The Value of High-Performing Team Training

High-Performing Team Training (HPPT) was specifically designed to assist leaders who manage and supervise frontline workers.

Often, leaders in upper or mid-level positions within an organization receive leadership training. There are courses, retreats, consultants, and organizations like Vistage and Mastermind Association. Not every company provides leadership training for those at the top, but the resources available to these leaders are more abundant.

However, what was missing, or at least had fewer options, was training for leaders who have been promoted into leadership positions from frontline roles. It’s a familiar scenario: someone excels in their role, a lead, manager, or supervisor position opens, and the competent worker is promoted to fill the need. Congratulations on the promotion! You will be taught how to complete forms for the new position, and which reports you will be responsible for. However, because you were a good worker, we assume you possess the skills to supervise your former coworkers.

Perhaps this approach was sufficient when unemployment was high and turnover was low.
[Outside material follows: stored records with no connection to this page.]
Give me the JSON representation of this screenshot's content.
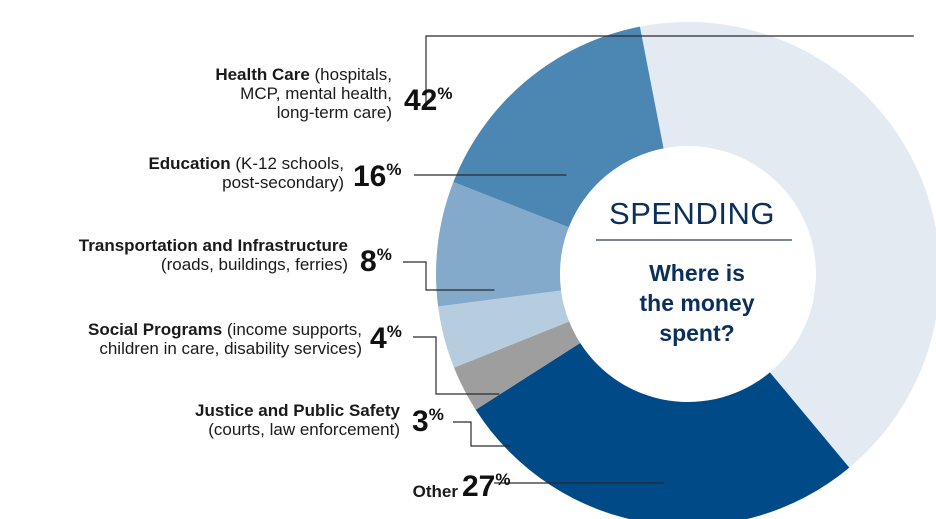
{
  "chart_data": {
    "type": "pie",
    "title": "SPENDING",
    "subtitle": "Where is the money spent?",
    "slices": [
      {
        "key": "health",
        "name": "Health Care",
        "detail": "(hospitals, MCP, mental health, long-term care)",
        "value": 42,
        "color": "#e3eaf2"
      },
      {
        "key": "other",
        "name": "Other",
        "detail": "",
        "value": 27,
        "color": "#004a87"
      },
      {
        "key": "justice",
        "name": "Justice and Public Safety",
        "detail": "(courts, law enforcement)",
        "value": 3,
        "color": "#9e9e9e"
      },
      {
        "key": "social",
        "name": "Social Programs",
        "detail": "(income supports, children in care, disability services)",
        "value": 4,
        "color": "#b6cde0"
      },
      {
        "key": "transport",
        "name": "Transportation and Infrastructure",
        "detail": "(roads, buildings, ferries)",
        "value": 8,
        "color": "#83aacb"
      },
      {
        "key": "education",
        "name": "Education",
        "detail": "(K-12 schools, post-secondary)",
        "value": 16,
        "color": "#4c86b3"
      }
    ]
  },
  "labels": {
    "health": {
      "name": "Health Care",
      "rest": " (hospitals,",
      "l2": "MCP, mental health,",
      "l3": "long-term care)",
      "pct": "42",
      "sign": "%"
    },
    "education": {
      "name": "Education",
      "rest": " (K-12 schools,",
      "l2": "post-secondary)",
      "pct": "16",
      "sign": "%"
    },
    "transport": {
      "name": "Transportation and Infrastructure",
      "l2": "(roads, buildings, ferries)",
      "pct": "8",
      "sign": "%"
    },
    "social": {
      "name": "Social Programs",
      "rest": " (income supports,",
      "l2": "children in care, disability services)",
      "pct": "4",
      "sign": "%"
    },
    "justice": {
      "name": "Justice and Public Safety",
      "l2": "(courts, law enforcement)",
      "pct": "3",
      "sign": "%"
    },
    "other": {
      "name": "Other",
      "pct": "27",
      "sign": "%"
    }
  },
  "center": {
    "title": "SPENDING",
    "line1": "Where is",
    "line2": "the money",
    "line3": "spent?"
  }
}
People were keen on keeping their jobs and may have tolerated an unskilled manager. But times have changed. The necessity to attract and retain a qualified workforce is now a top priority.
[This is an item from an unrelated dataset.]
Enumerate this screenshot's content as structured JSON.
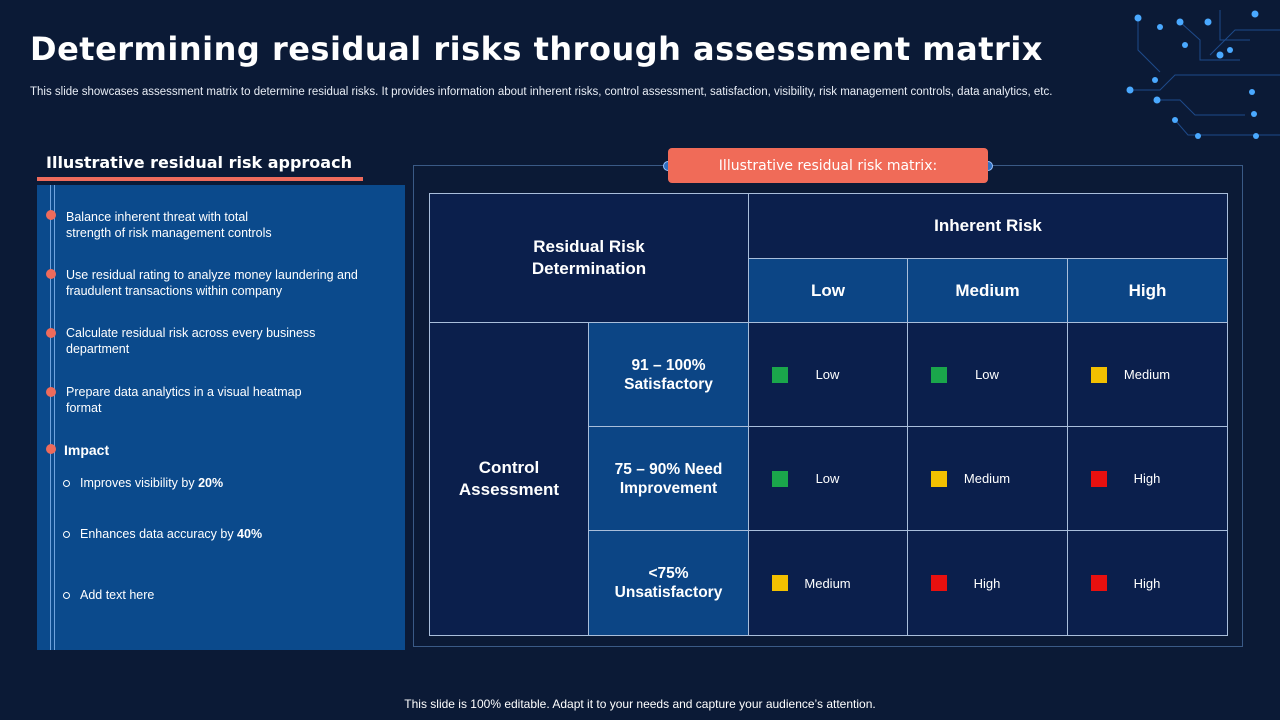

Your frontline workers are the ones who manufacture your product, make sales, and directly engage with clients and the public. In other words, your frontline workers are the backbone of your business! You need them to be at their best. They shape your company culture. If they have underperforming supervisors, your workers will leave, underperform, or hinder your productivity and company culture goals.

When you invest in your frontline leadership, you are also investing in your frontline workers, whether they are nurses, welders, customer support, or your sales team. Provide your frontline leadership with the tools they need to enhance the functioning of their teams. Assist them by offering a framework and language to establish trust and respect. A supervisor’s comment at the end of a training session stood out to me: “I’ve been doing this job for 14 years, why am I just now learning these skills?” The good news is that his company invested in him and his colleagues. However, there were missed opportunities during those prior 14 years.